In normal use, one might specify a phrase and then search stored documents for instances of that phrase. However, I have a list of stored phrases and I'm trying to determine which of those phrases my query string contains.

For instance: suppose that I have phrases like these stored in Solr:

1:"fish fingers" 
2:"apple pie"

If my search term is "I like fish fingers" then I want Solr to return the first record. If it's "I like fish fingers and apple pie" then I want it to return both records. But if it's "I like apple fingers and fish pie" then I want it to return no records.
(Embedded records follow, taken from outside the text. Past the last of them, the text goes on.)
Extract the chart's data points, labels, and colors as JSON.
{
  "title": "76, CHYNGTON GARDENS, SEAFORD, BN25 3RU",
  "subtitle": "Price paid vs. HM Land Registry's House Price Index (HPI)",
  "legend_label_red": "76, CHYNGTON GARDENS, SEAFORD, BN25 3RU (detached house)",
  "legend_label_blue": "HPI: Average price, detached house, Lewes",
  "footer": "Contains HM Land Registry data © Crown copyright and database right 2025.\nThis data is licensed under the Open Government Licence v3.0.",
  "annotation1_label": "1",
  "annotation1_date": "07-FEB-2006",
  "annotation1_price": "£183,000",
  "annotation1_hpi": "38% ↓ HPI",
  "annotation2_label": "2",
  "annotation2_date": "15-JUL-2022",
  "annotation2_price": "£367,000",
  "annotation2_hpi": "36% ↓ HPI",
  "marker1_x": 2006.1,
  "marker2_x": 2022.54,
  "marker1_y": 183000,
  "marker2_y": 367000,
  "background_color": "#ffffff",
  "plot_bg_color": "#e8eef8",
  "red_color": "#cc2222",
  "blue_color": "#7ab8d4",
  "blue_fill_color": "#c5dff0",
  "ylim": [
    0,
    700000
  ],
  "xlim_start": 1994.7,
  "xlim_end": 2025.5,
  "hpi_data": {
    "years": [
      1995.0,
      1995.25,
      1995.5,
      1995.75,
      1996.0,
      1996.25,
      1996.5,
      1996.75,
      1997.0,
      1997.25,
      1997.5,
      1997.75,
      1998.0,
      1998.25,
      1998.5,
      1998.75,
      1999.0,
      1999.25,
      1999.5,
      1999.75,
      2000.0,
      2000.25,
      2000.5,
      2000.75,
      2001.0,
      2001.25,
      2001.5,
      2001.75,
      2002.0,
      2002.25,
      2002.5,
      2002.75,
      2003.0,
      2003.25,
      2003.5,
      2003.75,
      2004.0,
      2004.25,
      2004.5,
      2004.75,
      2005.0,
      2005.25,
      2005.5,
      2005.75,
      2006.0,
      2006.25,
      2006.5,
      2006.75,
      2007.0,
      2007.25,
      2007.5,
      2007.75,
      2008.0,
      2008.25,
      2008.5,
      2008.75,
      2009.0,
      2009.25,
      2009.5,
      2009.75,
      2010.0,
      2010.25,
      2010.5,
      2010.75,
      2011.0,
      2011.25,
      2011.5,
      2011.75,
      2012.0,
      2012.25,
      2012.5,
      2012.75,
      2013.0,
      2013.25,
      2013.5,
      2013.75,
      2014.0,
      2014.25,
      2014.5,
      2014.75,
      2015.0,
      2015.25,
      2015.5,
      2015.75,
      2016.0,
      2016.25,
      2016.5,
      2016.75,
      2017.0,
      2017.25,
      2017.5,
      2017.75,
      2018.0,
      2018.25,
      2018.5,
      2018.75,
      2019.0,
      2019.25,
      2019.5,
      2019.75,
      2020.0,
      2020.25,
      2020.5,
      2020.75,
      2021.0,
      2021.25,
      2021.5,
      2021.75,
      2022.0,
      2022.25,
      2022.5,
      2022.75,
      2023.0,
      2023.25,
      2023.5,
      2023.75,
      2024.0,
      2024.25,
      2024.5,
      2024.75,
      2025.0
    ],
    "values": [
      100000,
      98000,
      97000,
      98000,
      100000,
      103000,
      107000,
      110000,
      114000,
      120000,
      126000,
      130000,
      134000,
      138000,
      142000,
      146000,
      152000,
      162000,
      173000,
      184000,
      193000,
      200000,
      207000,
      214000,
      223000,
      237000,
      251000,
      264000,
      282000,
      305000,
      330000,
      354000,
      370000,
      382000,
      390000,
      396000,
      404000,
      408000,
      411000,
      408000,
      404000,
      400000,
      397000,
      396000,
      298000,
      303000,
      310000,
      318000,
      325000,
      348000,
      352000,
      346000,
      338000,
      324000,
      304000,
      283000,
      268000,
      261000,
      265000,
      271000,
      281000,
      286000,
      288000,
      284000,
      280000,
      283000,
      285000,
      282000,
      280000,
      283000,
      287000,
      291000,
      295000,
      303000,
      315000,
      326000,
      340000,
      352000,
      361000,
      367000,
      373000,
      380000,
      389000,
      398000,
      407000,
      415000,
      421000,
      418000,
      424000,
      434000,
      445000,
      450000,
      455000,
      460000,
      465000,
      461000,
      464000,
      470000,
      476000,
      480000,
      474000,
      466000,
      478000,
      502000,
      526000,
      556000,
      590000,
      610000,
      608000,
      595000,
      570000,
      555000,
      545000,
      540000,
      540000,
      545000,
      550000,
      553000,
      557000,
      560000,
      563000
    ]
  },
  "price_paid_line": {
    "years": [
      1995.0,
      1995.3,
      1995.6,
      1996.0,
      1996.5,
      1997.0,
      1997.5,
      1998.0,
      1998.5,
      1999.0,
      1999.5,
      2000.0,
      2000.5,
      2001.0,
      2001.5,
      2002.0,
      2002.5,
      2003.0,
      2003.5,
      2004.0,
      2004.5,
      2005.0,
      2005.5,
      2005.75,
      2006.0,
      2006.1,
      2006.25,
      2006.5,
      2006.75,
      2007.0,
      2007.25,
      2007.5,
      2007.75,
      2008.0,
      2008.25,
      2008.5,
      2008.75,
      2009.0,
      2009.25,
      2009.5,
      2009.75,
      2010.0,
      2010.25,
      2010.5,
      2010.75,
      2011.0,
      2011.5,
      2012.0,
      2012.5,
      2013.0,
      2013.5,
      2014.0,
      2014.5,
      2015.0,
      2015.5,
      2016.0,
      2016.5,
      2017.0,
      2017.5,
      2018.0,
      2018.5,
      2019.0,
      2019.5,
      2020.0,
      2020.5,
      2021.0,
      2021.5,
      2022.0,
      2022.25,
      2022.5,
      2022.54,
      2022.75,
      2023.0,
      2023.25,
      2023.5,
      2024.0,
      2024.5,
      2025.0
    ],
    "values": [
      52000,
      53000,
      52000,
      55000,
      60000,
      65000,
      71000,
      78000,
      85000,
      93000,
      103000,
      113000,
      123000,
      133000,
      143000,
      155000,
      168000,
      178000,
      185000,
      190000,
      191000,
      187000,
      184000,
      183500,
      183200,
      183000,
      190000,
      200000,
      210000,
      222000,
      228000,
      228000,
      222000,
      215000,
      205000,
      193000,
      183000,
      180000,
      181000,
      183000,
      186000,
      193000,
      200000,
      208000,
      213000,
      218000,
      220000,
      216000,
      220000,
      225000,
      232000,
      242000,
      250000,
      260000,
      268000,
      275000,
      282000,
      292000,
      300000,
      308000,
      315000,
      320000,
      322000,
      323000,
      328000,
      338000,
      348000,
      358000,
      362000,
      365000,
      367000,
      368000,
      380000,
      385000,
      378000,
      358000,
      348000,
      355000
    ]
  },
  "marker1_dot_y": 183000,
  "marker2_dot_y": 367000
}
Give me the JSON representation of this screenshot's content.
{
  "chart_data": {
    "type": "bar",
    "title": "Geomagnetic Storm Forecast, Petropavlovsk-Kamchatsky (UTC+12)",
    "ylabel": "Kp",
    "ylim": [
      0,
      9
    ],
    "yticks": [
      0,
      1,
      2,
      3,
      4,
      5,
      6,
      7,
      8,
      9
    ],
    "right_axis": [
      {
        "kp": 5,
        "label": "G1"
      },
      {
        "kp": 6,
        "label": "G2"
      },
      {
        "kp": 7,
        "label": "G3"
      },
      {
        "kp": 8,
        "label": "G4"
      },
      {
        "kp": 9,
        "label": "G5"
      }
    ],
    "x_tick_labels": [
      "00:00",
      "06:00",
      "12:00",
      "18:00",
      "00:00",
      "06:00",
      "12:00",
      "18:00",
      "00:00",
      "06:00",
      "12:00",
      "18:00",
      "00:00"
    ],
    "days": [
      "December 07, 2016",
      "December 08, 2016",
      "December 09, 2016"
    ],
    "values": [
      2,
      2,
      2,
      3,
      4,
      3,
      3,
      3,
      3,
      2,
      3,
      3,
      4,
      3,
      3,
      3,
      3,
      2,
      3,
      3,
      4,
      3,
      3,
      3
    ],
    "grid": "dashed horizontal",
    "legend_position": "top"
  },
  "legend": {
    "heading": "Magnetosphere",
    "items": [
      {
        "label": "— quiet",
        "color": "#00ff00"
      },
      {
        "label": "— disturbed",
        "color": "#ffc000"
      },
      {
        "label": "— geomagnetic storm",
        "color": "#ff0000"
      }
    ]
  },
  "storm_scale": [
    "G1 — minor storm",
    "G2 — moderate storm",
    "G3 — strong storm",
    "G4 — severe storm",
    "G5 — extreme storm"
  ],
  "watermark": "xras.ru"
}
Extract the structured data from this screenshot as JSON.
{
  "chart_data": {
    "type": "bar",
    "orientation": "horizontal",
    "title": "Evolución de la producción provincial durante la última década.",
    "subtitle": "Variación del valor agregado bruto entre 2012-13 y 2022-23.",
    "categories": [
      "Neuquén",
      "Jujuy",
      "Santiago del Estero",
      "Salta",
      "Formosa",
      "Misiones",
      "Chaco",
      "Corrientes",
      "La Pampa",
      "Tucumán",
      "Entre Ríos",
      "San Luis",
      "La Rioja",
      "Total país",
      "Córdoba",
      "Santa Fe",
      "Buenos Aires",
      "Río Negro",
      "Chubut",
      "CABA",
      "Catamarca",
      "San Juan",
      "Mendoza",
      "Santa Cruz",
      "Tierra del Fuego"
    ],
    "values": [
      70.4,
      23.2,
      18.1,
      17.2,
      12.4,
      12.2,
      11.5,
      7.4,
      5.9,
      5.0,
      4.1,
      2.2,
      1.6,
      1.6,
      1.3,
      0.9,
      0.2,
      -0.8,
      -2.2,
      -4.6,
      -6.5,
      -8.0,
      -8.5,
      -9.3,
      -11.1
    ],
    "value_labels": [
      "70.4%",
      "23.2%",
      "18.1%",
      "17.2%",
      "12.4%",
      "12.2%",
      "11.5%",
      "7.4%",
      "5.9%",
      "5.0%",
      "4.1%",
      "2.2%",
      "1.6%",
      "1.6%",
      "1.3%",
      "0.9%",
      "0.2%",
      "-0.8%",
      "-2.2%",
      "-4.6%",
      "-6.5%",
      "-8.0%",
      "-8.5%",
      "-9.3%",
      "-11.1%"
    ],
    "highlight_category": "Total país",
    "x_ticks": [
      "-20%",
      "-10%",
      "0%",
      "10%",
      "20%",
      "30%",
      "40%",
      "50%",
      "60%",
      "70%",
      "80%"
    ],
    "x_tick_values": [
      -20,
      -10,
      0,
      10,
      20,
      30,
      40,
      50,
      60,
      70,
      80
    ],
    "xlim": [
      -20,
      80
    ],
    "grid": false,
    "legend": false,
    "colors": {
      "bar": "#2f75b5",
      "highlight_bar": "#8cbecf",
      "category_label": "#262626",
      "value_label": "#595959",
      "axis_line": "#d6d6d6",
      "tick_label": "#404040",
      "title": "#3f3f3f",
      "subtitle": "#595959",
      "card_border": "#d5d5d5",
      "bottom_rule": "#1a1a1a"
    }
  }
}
(Of course, if the phrases were always two words then it would be pretty simple to do this by constructing a disjunctive query with all the two word phrases. But the phrases can potentially be any length.).

Thanks for any help.

Upvotes: 4

Views: 2925

Answers (3)

Yellowfog
Yellowfog

Reputation: 2343

I decided to read through the documentation on each Filter and Tokenizer, which is where I came across this description of the PositionFilterFactory:

Another example is when exact matching hits 
are wanted for _any_ shingle within the query

The configuration given on this page is nearly exactly what I want. Unfortunately, since there doesn't seem to be a filter which glues terms split by the tokenizer back into a single token, I can't do any stemming. But maybe I can knock up such a filter myself.

Upvotes: 2

Yuval F
Yuval F

Reputation: 20621

I believe shingles - token n-grams used for matching - could be a start in solving your problem.

Check out ShingleFilterFactory and ShingleFilter.

Upvotes: 2

Jayendra
Jayendra

Reputation: 52779

This seems to be the same functionality as keymatch search provided by google search appliance, where it tries to match the indexed terms to queries rather than the other way around. And we too had to implement a custom solution.

You would probably need to implement your own query parser for the same.
And also as you already mentioned, probably thats the only solution you have.

  • Generate combinations of the search terms e.g. I like fish fingers -> i like, like fish, fish fingers, i like fish, like fish fingers, i like fish fingers
  • Create a Disjunction max query with the phrase matches with all the above combinations with the should boolean clause, which would cause it match any of the phrase matches.
  • However, this would not provide an exact match as well.
  • There is one more caveat, as if the stored terms is like "nice fish fingers", the query for "i like fish fingers" would still match the record. So you may need to check (can provide the workaround we used).